Mam trochę miłości do obu tych filmów, ale Świadek w szczególności kojarzy mi się z doskonałym filmem. John Book Harrisona Forda, Rachel Kelly McGillis i młody Samuel Lukasa Haasa, którzy są świadkami morderstwa na stacji kolejowej, co oznacza utratę niewinności nie tylko dziecka, ale także dziecka z książki. To pierwszy film Petera Weira, jaki widziałem w teatrze; zakazany film – co, z jego oceną R i krótkim błyskiem nagości – działa jak brutalny policyjny proces, entuzjastyczna historia miłosna i lekka komedia typu „ryba z wody”, która jakoś nie skłania się do Społeczność Amiszów, w której jest głównie osadzona. Nie trzeba nawet zmrużyć oczu, aby dostrzec zawarte w nim ostrzeżenie o groźnych korupcyjnych wpływach kulturowej dyfuzji. „To, co bierzesz do ręki, bierzesz do serca”, ostrzega Samuel w pewnym momencie i jest to ostrzeżenie, które trzymam w głowie od dziesięcioleci.

Siła filmu tkwi w jego założeniu, scenariuszu i występach, oczywiście, ale to, co zasługuje na uwagę, to skłonność Weira do uchwycenia pięknych krajobrazów i scen z natury, aby przeplatać się z drobnymi zmaganiami zbyt tymczasowego człowieka. Widziałem Stowarzyszenie Umarłych Poetów rok, w którym próbowałem się zabić, i oczywiście ostateczny wybór dokonany przez gwiazdę szkoły z internatem Neila Perry'ego (Robert Sean Leonard) przemówił do mnie. Romantyczne jest, gdy w przypływie wstrętu do samego siebie i rozpaczy wyobraża się sobie kontynuację linii opłakiwanych poetów. Oglądając go dzisiaj, jestem załamany sekwencją „carpe diem”, w której nowy nauczyciel angielskiego John Keating (Robin Williams) nakłania swoją klasę do rozważenia zdjęć klasowych poprzednich pokoleń i usłyszenia ich spuścizny jako bodźca do życia chwilą , bo to krótka i niesamowicie, okrutnie flota.

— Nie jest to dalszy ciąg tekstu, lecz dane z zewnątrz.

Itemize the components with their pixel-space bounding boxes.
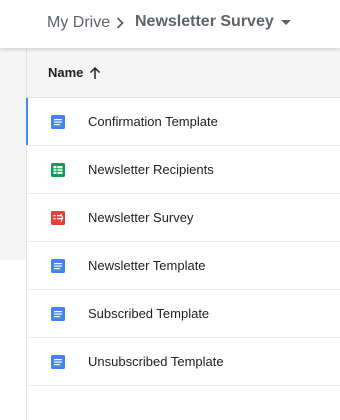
file-name: Unsubscribed Template: [88, 354, 224, 369]
breadcrumb: My Drive Newsletter Survey: [0, 0, 340, 48]
file-row[interactable]: Newsletter Template: [27, 242, 340, 290]
caret-down-icon[interactable]: [280, 19, 291, 25]
breadcrumb-current-folder[interactable]: Newsletter Survey: [135, 12, 291, 32]
chevron-right-icon: [116, 17, 124, 29]
file-list: Name Confirmation Template Newsletter Rec…: [26, 48, 340, 386]
file-row[interactable]: Newsletter Survey: [27, 194, 340, 242]
form-icon: [50, 210, 66, 226]
file-name: Confirmation Template: [88, 114, 218, 129]
list-header: Name: [27, 48, 340, 98]
sheet-icon: [50, 162, 66, 178]
file-row[interactable]: Subscribed Template: [27, 290, 340, 338]
breadcrumb-current-label: Newsletter Survey: [135, 13, 274, 30]
file-name: Subscribed Template: [88, 306, 210, 321]
file-row[interactable]: Unsubscribed Template: [27, 338, 340, 386]
sort-by-name[interactable]: Name: [48, 65, 83, 80]
file-rows: Confirmation Template Newsletter Recipien…: [26, 98, 340, 386]
file-row[interactable]: Confirmation Template: [26, 98, 340, 146]
doc-icon: [50, 258, 66, 274]
arrow-up-icon[interactable]: [89, 66, 101, 80]
file-name: Newsletter Recipients: [88, 162, 214, 177]
file-row[interactable]: Newsletter Recipients: [27, 146, 340, 194]
doc-icon: [50, 306, 66, 322]
left-panel: [0, 48, 26, 260]
file-name: Newsletter Survey: [88, 210, 194, 225]
breadcrumb-my-drive[interactable]: My Drive: [47, 13, 110, 33]
doc-icon: [50, 354, 66, 370]
doc-icon: [50, 114, 66, 130]
file-name: Newsletter Template: [88, 258, 206, 273]
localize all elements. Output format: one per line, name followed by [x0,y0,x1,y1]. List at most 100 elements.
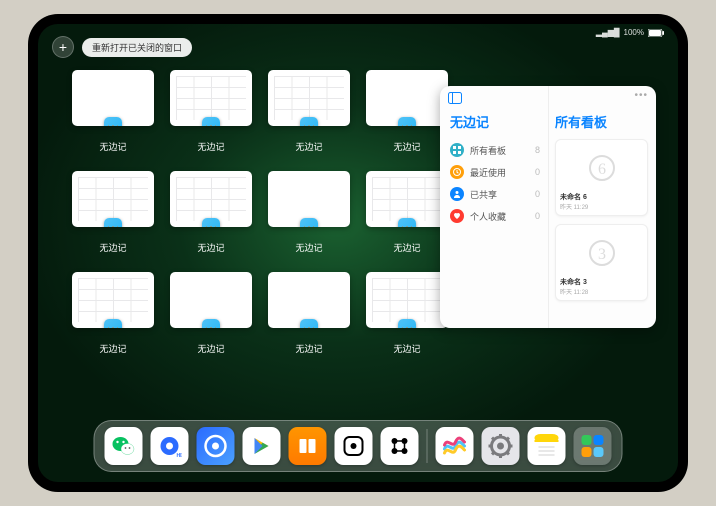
window-thumbnail[interactable]: 〰 无边记 [170,70,252,153]
svg-text:6: 6 [598,161,606,178]
window-label: 无边记 [72,342,154,355]
new-window-button[interactable]: + [52,36,74,58]
window-grid: 〰 无边记 〰 无边记 〰 无边记 〰 无边记 〰 无边记 〰 无边记 〰 无边… [72,70,452,355]
window-label: 无边记 [366,342,448,355]
freeform-app-icon: 〰 [398,319,416,328]
window-preview: 〰 [170,272,252,328]
dock-notes-icon[interactable] [528,427,566,465]
svg-text:HD: HD [177,453,182,458]
heart-icon [450,209,464,223]
reopen-closed-window-pill[interactable]: 重新打开已关闭的窗口 [82,38,192,57]
window-label: 无边记 [366,241,448,254]
freeform-app-icon: 〰 [104,218,122,227]
freeform-app-icon: 〰 [202,218,220,227]
dock-app-library-icon[interactable] [574,427,612,465]
window-label: 无边记 [366,140,448,153]
board-time: 昨天 11:29 [560,202,643,211]
sidebar-item-count: 0 [535,167,540,177]
window-label: 无边记 [268,241,350,254]
freeform-panel[interactable]: ••• 无边记 所有看板 8 最近使用 0 已共享 0 个人收藏 0 所有看板 … [440,86,656,328]
signal-icon: ▂▄▆█ [596,28,620,37]
sidebar-item-count: 0 [535,211,540,221]
window-thumbnail[interactable]: 〰 无边记 [366,272,448,355]
grid-icon [450,143,464,157]
board-title: 未命名 3昨天 11:28 [560,277,643,296]
window-label: 无边记 [72,140,154,153]
dock-separator [427,429,428,463]
window-preview: 〰 [170,171,252,227]
window-thumbnail[interactable]: 〰 无边记 [170,272,252,355]
window-preview: 〰 [366,272,448,328]
dock: HD [94,420,623,472]
sidebar-item-label: 所有看板 [470,144,506,157]
board-time: 昨天 11:28 [560,287,643,296]
sidebar-item-heart[interactable]: 个人收藏 0 [450,205,540,227]
sidebar-item-people[interactable]: 已共享 0 [450,183,540,205]
window-thumbnail[interactable]: 〰 无边记 [366,70,448,153]
sidebar-item-grid[interactable]: 所有看板 8 [450,139,540,161]
sidebar-item-label: 最近使用 [470,166,506,179]
dock-connect-icon[interactable] [381,427,419,465]
window-label: 无边记 [170,140,252,153]
freeform-app-icon: 〰 [398,117,416,126]
dock-quark-icon[interactable] [197,427,235,465]
window-thumbnail[interactable]: 〰 无边记 [268,272,350,355]
window-label: 无边记 [170,241,252,254]
panel-content: 所有看板 6 未命名 6昨天 11:29 3 未命名 3昨天 11:28 [548,86,656,328]
panel-more-icon[interactable]: ••• [634,90,648,101]
window-thumbnail[interactable]: 〰 无边记 [366,171,448,254]
dock-dice-icon[interactable] [335,427,373,465]
freeform-app-icon: 〰 [104,319,122,328]
window-preview: 〰 [72,272,154,328]
ipad-device: ▂▄▆█ 100% + 重新打开已关闭的窗口 〰 无边记 〰 无边记 〰 无边记… [28,14,688,492]
freeform-app-icon: 〰 [202,319,220,328]
window-preview: 〰 [72,70,154,126]
board-card[interactable]: 6 未命名 6昨天 11:29 [555,139,648,216]
board-sketch: 6 [560,144,643,192]
dock-quark-cam-icon[interactable]: HD [151,427,189,465]
freeform-app-icon: 〰 [202,117,220,126]
window-thumbnail[interactable]: 〰 无边记 [268,171,350,254]
window-thumbnail[interactable]: 〰 无边记 [268,70,350,153]
battery-text: 100% [624,28,644,37]
board-title: 未命名 6昨天 11:29 [560,192,643,211]
board-sketch: 3 [560,229,643,277]
panel-right-title: 所有看板 [555,112,648,131]
dock-settings-icon[interactable] [482,427,520,465]
freeform-app-icon: 〰 [300,218,318,227]
screen: ▂▄▆█ 100% + 重新打开已关闭的窗口 〰 无边记 〰 无边记 〰 无边记… [38,24,678,482]
panel-sidebar: 无边记 所有看板 8 最近使用 0 已共享 0 个人收藏 0 [440,86,548,328]
window-thumbnail[interactable]: 〰 无边记 [72,171,154,254]
svg-text:3: 3 [598,246,606,263]
window-thumbnail[interactable]: 〰 无边记 [72,272,154,355]
freeform-app-icon: 〰 [300,117,318,126]
board-card[interactable]: 3 未命名 3昨天 11:28 [555,224,648,301]
window-preview: 〰 [268,272,350,328]
top-left-controls: + 重新打开已关闭的窗口 [52,36,192,58]
sidebar-item-count: 8 [535,145,540,155]
sidebar-toggle-icon[interactable] [448,92,462,106]
window-preview: 〰 [366,70,448,126]
window-preview: 〰 [366,171,448,227]
window-label: 无边记 [268,342,350,355]
dock-books-icon[interactable] [289,427,327,465]
sidebar-item-count: 0 [535,189,540,199]
window-preview: 〰 [170,70,252,126]
window-thumbnail[interactable]: 〰 无边记 [72,70,154,153]
people-icon [450,187,464,201]
freeform-app-icon: 〰 [398,218,416,227]
freeform-app-icon: 〰 [104,117,122,126]
battery-icon [648,29,664,37]
sidebar-item-clock[interactable]: 最近使用 0 [450,161,540,183]
window-preview: 〰 [72,171,154,227]
window-label: 无边记 [170,342,252,355]
window-label: 无边记 [268,140,350,153]
dock-freeform-icon[interactable] [436,427,474,465]
freeform-app-icon: 〰 [300,319,318,328]
clock-icon [450,165,464,179]
dock-wechat-icon[interactable] [105,427,143,465]
window-preview: 〰 [268,171,350,227]
status-bar: ▂▄▆█ 100% [596,28,664,37]
window-thumbnail[interactable]: 〰 无边记 [170,171,252,254]
dock-play-icon[interactable] [243,427,281,465]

Zdjęcie dzięki uprzejmości Everett Collection

Odrzuciłem ten film przez dziesięciolecia, ponieważ myślałem, że został aresztowany. To ja zostałem aresztowany. Keating ma rację, a jego użycie „O kapitanie, mój kapitanie” Whitmana – pochwały, którą napisał dla Abrahama Lincolna, jest boleśnie, posępnie w nosie – nie tylko dla losu Keatinga w filmie, ale także dla los samego Williamsa (który wydawał się nigdy nie umrzeć, tylko umrzeć z własnej ręki). „Słowa i idee mogą zmienić świat”, mówi Keating, a Weir filmuje upadek Nowej Anglii ze smutkiem i mądrością mężczyzny znacznie starszego niż był w czasie zdjęć. Natura jest cykliczna, mówi, a nasz czas w niej jest ograniczony. Upewnij się, że nie jest bez znaczenia. „Że jesteś tutaj – że życie istnieje i tożsamość / Że potężna sztuka trwa i możesz wnieść werset” – mówi „O Me! O życie!” A nad brzegiem jesiennego jeziora można się zastanawiać, jaki będzie twój wiersz.